Expense reports are considered to be very important for business analytics purpose. But many a times these reports are misused to conduct fraudulent activities. Employers provide their employees a bonus for their performance, business trips, and in some cases for their long working hours. But, employees unethically fiddling and tampering with their expenses can turn out to be a horrible matter of concern.  A survey conducted recently by Association of Certified Fraud Examiners states that employees of upper level and executives in an organization account for nearly 27% of expense reimbursement fraud cases. Expense reimbursement frauds are extremely difficult to trace and manage. Internal controls for monitoring expense reports may not work properly at times and relying on manual process introduces chances for human error and inaccurate data entry.  Today, with laser printers and scanners it is quite easy to fake and alter receipts. Beyond fake receipts, there are numerous ways to cheat a business organization. Do you know how these expense frauds occur and the ways to tackle them? Here we present few ways of fraudulent activities and steps to handle them.

  • Double Billing Methods
    In this case, the employees charge a certain amount towards the corporate credit card for reimbursement along with submitting a personal expense reimbursement with a receipt attached to it. They can also submit the same charge twice in various time periods. Using an automated expense management software, an organization can control expense frauds that will send alerts about any duplicate transaction detected automatically.
  • Reports Are Different from the Actual Cost
    Employees also submit requests showing different reports and not the actual one. For instance, if a car ride is $7, it is can framed and submitted as a reimbursement request for say, $12. Internal policy within an organization can be so designed that it will not require receipts below $25, and hence unintentionally leaves a window for committing expense fraud.
  • Purchasing More Than Needed
    There are instances where an employee purchases abundant office supplies and submits the purchase for reimbursement, but does not submit the receipt at the same time. He receives reimbursement and returns office supplies for refund.
  • Claiming False Business Trip Expenses
    One of the most common fraud schemes includes buying a first-class ticket and then cashing it for two coach tickets for taking a friend or a family member along with them. Similar fake schemes may be employees stating that they took a client out for a business dinner, but in reality, it was a family member. For travellers, it is very easy to inflate distances travelled for business trips, and in most cases the accounting team or managers will not minutely scrutinize expenses over miles travelled if the explanation seems reasonable.
  • Claiming Charges That is Not Related to Business
    Many employees think that organizations will sponsor them when they step out on the road. So, they start claiming for their personal purchases without any proof.

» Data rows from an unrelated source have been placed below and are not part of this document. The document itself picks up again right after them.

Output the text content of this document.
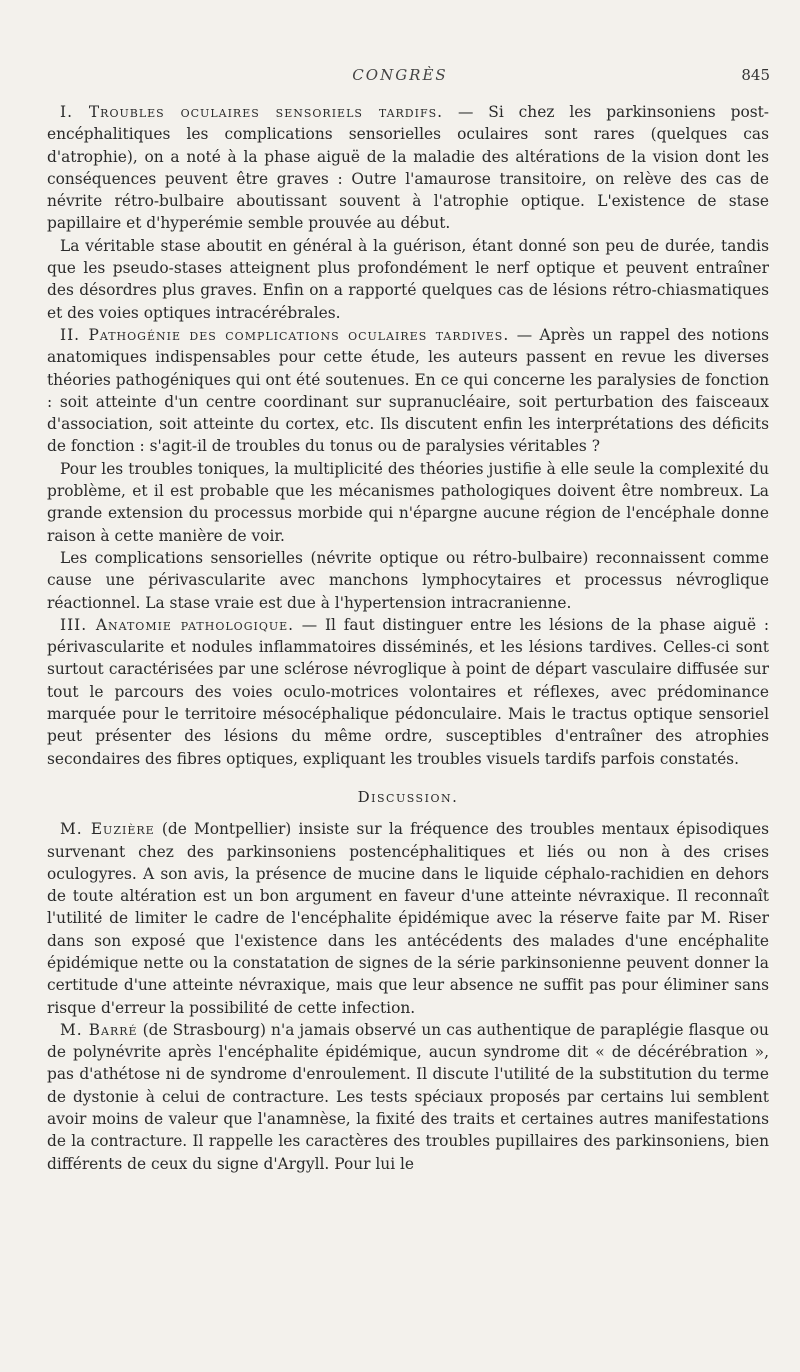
CONGRÈS	845

I. Troubles oculaires sensoriels tardifs. — Si chez les parkinsoniens post-encéphalitiques les complications sensorielles oculaires sont rares (quelques cas d'atrophie), on a noté à la phase aiguë de la maladie des altérations de la vision dont les conséquences peuvent être graves : Outre l'amaurose transitoire, on relève des cas de névrite rétro-bulbaire aboutissant souvent à l'atrophie optique. L'existence de stase papillaire et d'hyperémie semble prouvée au début.

La véritable stase aboutit en général à la guérison, étant donné son peu de durée, tandis que les pseudo-stases atteignent plus profondément le nerf optique et peuvent entraîner des désordres plus graves. Enfin on a rapporté quelques cas de lésions rétro-chiasmatiques et des voies optiques intracérébrales.

II. Pathogénie des complications oculaires tardives. — Après un rappel des notions anatomiques indispensables pour cette étude, les auteurs passent en revue les diverses théories pathogéniques qui ont été soutenues. En ce qui concerne les paralysies de fonction : soit atteinte d'un centre coordinant sur supranucléaire, soit perturbation des faisceaux d'association, soit atteinte du cortex, etc. Ils discutent enfin les interprétations des déficits de fonction : s'agit-il de troubles du tonus ou de paralysies véritables ?

Pour les troubles toniques, la multiplicité des théories justifie à elle seule la complexité du problème, et il est probable que les mécanismes pathologiques doivent être nombreux. La grande extension du processus morbide qui n'épargne aucune région de l'encéphale donne raison à cette manière de voir.

Les complications sensorielles (névrite optique ou rétro-bulbaire) reconnaissent comme cause une périvascularite avec manchons lymphocytaires et processus névroglique réactionnel. La stase vraie est due à l'hypertension intracranienne.

III. Anatomie pathologique. — Il faut distinguer entre les lésions de la phase aiguë : périvascularite et nodules inflammatoires disséminés, et les lésions tardives. Celles-ci sont surtout caractérisées par une sclérose névroglique à point de départ vasculaire diffusée sur tout le parcours des voies oculo-motrices volontaires et réflexes, avec prédominance marquée pour le territoire mésocéphalique pédonculaire. Mais le tractus optique sensoriel peut présenter des lésions du même ordre, susceptibles d'entraîner des atrophies secondaires des fibres optiques, expliquant les troubles visuels tardifs parfois constatés.

Discussion.

M. Euzière (de Montpellier) insiste sur la fréquence des troubles mentaux épisodiques survenant chez des parkinsoniens postencéphalitiques et liés ou non à des crises oculogyres. A son avis, la présence de mucine dans le liquide céphalo-rachidien en dehors de toute altération est un bon argument en faveur d'une atteinte névraxique. Il reconnaît l'utilité de limiter le cadre de l'encéphalite épidémique avec la réserve faite par M. Riser dans son exposé que l'existence dans les antécédents des malades d'une encéphalite épidémique nette ou la constatation de signes de la série parkinsonienne peuvent donner la certitude d'une atteinte névraxique, mais que leur absence ne suffit pas pour éliminer sans risque d'erreur la possibilité de cette infection.

M. Barré (de Strasbourg) n'a jamais observé un cas authentique de paraplégie flasque ou de polynévrite après l'encéphalite épidémique, aucun syndrome dit « de décérébration », pas d'athétose ni de syndrome d'enroulement. Il discute l'utilité de la substitution du terme de dystonie à celui de contracture. Les tests spéciaux proposés par certains lui semblent avoir moins de valeur que l'anamnèse, la fixité des traits et certaines autres manifestations de la contracture. Il rappelle les caractères des troubles pupillaires des parkinsoniens, bien différents de ceux du signe d'Argyll. Pour lui le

How to Safeguard Expense Report Risks

You can find a number of ways for controlling irrelevant expenses along with strict company policies that can combat expense reimbursement frauds. This may include stating clear, transparent, and defined travel policies and enforcing consequences for violating the rules. One of the best practices may also involve a “pre-trip” approval for all costs that will include lodging costs, meals, and non-flight costs.  Moreover, rise of automated expense management platforms like SutiExpense helps accountants and managers in the review process and dive deeper into expenses. With technological advancement, fraudulent expenses can be easily identified and checked via policy enforcements, trip authorization protocols, and spending category limits.

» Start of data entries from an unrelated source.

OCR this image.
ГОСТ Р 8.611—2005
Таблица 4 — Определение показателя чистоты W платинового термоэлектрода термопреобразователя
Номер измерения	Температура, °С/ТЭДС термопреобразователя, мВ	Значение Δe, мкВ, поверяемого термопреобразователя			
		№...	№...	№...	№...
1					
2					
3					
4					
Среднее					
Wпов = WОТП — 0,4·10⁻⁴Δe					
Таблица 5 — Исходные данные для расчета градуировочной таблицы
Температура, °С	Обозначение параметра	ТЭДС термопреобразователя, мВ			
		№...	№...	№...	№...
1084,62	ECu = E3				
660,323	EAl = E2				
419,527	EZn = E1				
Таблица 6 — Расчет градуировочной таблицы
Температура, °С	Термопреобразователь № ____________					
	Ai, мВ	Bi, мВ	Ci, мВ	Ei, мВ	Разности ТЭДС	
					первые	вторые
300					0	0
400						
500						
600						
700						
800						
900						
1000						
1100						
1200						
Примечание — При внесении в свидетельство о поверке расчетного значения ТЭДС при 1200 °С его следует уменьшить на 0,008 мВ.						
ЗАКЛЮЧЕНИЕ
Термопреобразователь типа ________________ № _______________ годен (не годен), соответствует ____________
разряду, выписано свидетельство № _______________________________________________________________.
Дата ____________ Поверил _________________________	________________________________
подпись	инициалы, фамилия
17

Organizations must utilize new technologies by integrating applications with the corporate cards and directly submitting receipts electronically so that they cannot be altered. The same thing can be done by using smartphones by uploading receipts immediately in order to prevent them from getting misplaced or lost. There are other automated expense tools that can be utilized for integrating corporate credit card data, allowing quicker reimbursement.

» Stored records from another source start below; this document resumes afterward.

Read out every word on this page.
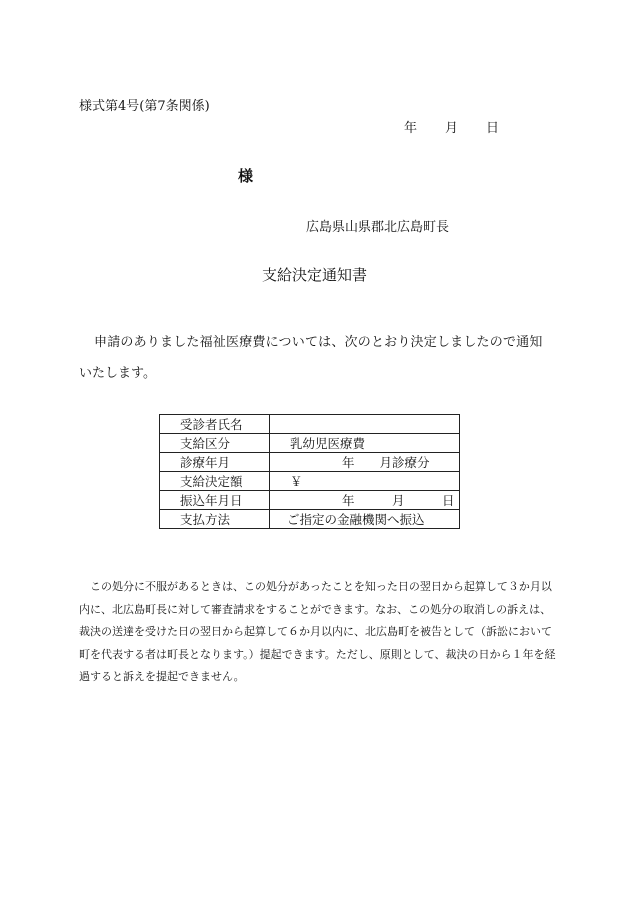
様式第4号(第7条関係)
年 月 日
様
広島県山県郡北広島町長
支給決定通知書
申請のありました福祉医療費については、次のとおり決定しましたので通知
いたします。
受診者氏名	
支給区分	乳幼児医療費
診療年月	年　　月診療分
支給決定額	￥
振込年月日	年　　　月　　　日
支払方法	ご指定の金融機関へ振込
この処分に不服があるときは、この処分があったことを知った日の翌日から起算して３か月以内に、北広島町長に対して審査請求をすることができます。なお、この処分の取消しの訴えは、裁決の送達を受けた日の翌日から起算して６か月以内に、北広島町を被告として（訴訟において町を代表する者は町長となります。）提起できます。ただし、原則として、裁決の日から１年を経過すると訴えを提起できません。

Your organization can start by initiating a formal review process where managers can review employee reports and routinely question expenditure that may look suspicious or abnormal. It is important to keep in mind that larger problems become even more difficult to solve later. You can also review credit activity reports every month as these reports will help you in determining the charges that are cancelled or credited back to account.

The Bottom Line

Monitoring activities are truly crucial and expense reports are always at significant risk of getting tampered for different organizations. To commonly, employees are considered honest and trustworthy and their reports are not examined properly. By maintaining rigid controls and reviewing expense reports more often for compliance eliminates upcoming bigger problems. An automated travel and expense tools can clearly state “out of policy” reports related to expense and thus can investigate and resolve them accordingly.